According to literary scholar Tara Bynum, in her letters to Tanner, Phillis Wheatley "doesn't lament her black skin or her enslavement. She doesn't belabor her sadness over how black she is or is not. Rather, Wheatley's letters ... are decidedly ordinary glimpses into a friendship between women. Wheatley keeps Tanner abreast of her book sales, her bouts of sickness and asthma, her travels to the country and out of the country, even the death of her mistress, Susanna Wheatley."

== Later life and death ==
On November 4, 1790, Obour Tanner married Barra (also spelled Barry) Collins. The ceremony was conducted by the Reverend Samuel Hopkins in the First Congregational Church in Newport.

In 1809, following in the footsteps of the Free African Union Society, which was founded in Newport in 1780, Obour Tanner helped to found the African Female Benevolent Society, a mutual aid society dedicated to literacy education of Black people.

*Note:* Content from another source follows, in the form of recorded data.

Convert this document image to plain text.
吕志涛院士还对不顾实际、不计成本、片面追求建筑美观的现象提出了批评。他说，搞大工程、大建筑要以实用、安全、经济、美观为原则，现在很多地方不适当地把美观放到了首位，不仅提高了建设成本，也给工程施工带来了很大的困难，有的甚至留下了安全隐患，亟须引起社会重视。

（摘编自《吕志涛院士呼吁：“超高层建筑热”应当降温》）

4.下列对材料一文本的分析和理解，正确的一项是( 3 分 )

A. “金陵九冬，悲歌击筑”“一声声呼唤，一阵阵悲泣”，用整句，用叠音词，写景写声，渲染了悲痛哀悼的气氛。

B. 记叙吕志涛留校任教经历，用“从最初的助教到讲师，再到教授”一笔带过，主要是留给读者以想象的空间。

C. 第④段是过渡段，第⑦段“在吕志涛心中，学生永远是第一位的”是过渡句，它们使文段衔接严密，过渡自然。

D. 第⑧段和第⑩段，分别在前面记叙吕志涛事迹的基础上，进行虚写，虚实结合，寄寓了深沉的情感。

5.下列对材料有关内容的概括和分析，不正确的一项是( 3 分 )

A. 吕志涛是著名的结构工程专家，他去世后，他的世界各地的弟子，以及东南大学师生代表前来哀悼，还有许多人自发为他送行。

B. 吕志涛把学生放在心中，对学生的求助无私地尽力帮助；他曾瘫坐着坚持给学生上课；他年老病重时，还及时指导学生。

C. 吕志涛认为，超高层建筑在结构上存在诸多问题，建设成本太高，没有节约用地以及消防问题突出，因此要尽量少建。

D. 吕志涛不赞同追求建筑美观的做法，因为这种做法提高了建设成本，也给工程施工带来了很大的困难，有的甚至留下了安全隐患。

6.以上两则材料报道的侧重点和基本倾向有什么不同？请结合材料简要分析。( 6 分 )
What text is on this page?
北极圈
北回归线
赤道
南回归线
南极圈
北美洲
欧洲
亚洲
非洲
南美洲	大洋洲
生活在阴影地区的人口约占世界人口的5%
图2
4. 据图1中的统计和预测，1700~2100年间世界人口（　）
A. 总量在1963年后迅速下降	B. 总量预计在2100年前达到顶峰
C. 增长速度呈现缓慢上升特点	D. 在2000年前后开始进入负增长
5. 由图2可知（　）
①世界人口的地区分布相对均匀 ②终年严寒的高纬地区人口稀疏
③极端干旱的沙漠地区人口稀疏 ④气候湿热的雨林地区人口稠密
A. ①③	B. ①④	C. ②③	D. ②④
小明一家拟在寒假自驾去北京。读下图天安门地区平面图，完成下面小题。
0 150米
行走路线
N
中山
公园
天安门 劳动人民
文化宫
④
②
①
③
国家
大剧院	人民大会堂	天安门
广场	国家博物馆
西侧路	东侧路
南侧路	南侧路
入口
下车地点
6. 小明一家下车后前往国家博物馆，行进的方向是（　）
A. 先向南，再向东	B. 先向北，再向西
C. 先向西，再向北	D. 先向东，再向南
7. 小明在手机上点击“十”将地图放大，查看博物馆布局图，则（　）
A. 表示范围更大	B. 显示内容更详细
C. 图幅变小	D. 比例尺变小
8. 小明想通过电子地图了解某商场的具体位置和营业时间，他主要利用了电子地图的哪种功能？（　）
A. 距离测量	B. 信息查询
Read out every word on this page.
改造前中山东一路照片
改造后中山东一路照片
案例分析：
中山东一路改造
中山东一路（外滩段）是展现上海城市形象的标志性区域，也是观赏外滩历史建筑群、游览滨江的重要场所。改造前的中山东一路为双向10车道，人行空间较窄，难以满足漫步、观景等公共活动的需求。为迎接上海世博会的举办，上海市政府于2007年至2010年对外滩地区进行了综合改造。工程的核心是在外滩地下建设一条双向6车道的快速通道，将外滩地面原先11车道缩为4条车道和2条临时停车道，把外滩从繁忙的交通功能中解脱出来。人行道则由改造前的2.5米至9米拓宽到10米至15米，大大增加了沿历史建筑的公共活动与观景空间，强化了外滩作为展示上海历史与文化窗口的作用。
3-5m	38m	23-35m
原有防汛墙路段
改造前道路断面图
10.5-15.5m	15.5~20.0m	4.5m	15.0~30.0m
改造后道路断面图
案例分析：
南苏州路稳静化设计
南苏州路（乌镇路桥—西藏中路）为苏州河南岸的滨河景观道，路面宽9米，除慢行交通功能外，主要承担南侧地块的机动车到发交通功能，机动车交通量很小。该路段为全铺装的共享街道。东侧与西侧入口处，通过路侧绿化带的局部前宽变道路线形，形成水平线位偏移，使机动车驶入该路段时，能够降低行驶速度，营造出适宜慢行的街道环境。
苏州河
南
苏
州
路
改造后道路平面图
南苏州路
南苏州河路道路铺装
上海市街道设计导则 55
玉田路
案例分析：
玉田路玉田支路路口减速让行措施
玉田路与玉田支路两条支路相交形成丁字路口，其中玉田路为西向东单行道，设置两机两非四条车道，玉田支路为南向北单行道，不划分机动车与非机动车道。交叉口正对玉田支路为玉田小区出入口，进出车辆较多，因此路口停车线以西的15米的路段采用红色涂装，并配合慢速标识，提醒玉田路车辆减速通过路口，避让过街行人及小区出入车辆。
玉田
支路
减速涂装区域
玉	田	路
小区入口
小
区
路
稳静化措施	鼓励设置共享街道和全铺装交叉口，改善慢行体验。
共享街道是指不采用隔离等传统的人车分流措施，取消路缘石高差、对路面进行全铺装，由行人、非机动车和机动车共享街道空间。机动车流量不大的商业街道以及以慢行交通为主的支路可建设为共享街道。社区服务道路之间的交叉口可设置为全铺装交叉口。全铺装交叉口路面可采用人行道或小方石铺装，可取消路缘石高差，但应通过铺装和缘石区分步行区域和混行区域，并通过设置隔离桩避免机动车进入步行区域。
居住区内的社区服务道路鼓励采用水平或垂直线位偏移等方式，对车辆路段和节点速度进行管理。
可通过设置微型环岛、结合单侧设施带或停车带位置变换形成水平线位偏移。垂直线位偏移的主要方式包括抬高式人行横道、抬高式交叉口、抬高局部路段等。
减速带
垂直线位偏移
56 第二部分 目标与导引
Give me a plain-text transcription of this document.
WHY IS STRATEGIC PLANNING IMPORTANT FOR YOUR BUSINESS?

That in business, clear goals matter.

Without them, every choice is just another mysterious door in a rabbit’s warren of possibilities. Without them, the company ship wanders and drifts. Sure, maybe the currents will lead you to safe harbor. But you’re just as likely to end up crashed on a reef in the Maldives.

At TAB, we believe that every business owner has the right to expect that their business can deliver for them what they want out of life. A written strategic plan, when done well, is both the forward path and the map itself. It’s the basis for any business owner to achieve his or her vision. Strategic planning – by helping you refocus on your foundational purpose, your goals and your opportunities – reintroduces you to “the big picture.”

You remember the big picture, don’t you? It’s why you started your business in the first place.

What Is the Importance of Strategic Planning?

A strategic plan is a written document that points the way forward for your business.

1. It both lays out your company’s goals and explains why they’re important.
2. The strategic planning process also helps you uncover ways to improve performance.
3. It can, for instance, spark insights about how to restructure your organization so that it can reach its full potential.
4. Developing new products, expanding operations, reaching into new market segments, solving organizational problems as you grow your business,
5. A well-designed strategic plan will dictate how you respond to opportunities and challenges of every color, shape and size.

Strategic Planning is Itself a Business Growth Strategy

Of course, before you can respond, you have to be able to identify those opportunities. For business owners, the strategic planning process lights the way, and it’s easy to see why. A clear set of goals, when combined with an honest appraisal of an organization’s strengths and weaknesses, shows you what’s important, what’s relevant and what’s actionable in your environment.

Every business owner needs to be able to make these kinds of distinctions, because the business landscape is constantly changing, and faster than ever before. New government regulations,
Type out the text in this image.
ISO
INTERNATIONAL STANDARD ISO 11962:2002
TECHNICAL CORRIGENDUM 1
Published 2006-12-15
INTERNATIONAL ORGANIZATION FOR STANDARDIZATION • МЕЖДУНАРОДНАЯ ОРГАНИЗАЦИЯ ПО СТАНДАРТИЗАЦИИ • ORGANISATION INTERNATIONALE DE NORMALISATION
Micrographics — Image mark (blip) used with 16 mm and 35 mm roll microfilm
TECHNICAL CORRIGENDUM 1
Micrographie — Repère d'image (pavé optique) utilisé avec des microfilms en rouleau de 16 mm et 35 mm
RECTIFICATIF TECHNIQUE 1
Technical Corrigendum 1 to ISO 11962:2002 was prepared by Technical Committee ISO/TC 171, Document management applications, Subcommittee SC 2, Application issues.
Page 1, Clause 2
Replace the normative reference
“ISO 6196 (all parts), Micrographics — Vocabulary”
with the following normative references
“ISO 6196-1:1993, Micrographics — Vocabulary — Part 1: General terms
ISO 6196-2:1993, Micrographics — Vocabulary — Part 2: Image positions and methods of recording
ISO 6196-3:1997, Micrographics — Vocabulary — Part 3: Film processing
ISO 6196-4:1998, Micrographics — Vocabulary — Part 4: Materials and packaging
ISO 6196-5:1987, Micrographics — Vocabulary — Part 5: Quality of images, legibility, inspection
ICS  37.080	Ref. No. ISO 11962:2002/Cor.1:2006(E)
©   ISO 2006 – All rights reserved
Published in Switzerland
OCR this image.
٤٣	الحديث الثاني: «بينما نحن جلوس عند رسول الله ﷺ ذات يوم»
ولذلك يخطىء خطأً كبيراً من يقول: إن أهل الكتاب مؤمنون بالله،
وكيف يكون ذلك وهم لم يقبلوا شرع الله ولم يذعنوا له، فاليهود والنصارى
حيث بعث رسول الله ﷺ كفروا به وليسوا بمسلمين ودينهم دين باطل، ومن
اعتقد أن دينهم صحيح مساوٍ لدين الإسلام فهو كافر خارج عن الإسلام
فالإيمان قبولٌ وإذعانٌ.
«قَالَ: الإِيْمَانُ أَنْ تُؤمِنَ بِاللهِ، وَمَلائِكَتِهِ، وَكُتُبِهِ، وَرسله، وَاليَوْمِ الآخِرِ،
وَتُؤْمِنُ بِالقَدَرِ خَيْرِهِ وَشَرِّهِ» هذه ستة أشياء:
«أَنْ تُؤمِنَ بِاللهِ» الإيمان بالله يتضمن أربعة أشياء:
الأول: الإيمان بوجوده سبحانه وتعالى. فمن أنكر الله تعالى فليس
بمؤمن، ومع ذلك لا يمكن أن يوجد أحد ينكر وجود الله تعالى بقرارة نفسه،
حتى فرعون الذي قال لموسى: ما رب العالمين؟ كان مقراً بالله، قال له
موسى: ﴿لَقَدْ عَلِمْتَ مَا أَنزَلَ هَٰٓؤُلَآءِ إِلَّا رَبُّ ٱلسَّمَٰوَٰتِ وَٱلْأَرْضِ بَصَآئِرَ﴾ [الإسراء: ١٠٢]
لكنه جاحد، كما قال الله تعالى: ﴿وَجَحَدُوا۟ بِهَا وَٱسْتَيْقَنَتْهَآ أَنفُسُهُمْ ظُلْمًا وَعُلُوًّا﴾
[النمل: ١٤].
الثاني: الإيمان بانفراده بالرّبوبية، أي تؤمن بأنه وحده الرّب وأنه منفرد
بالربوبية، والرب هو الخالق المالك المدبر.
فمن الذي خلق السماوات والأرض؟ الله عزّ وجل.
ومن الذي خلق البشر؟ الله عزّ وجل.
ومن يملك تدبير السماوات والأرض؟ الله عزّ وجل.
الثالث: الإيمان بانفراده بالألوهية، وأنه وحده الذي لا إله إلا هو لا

In 1863, Obour Tanner's letters were donated to the Massachusetts Historical Society by the wife of William Henry Beecher. In an accompanying letter, Mrs. Beecher described Tanner in her later years; "She was then a very little, very old, very infirm, very, very black woman, with a great shock of the whitest of wool all over her head. ... She died in the odor of sanctity ... an uncommonly pious, sensible, and intelligent woman, respected and visited by every person in Newport who could appreciate excellence."

Obour Tanner died in Newport on June 21, 1835.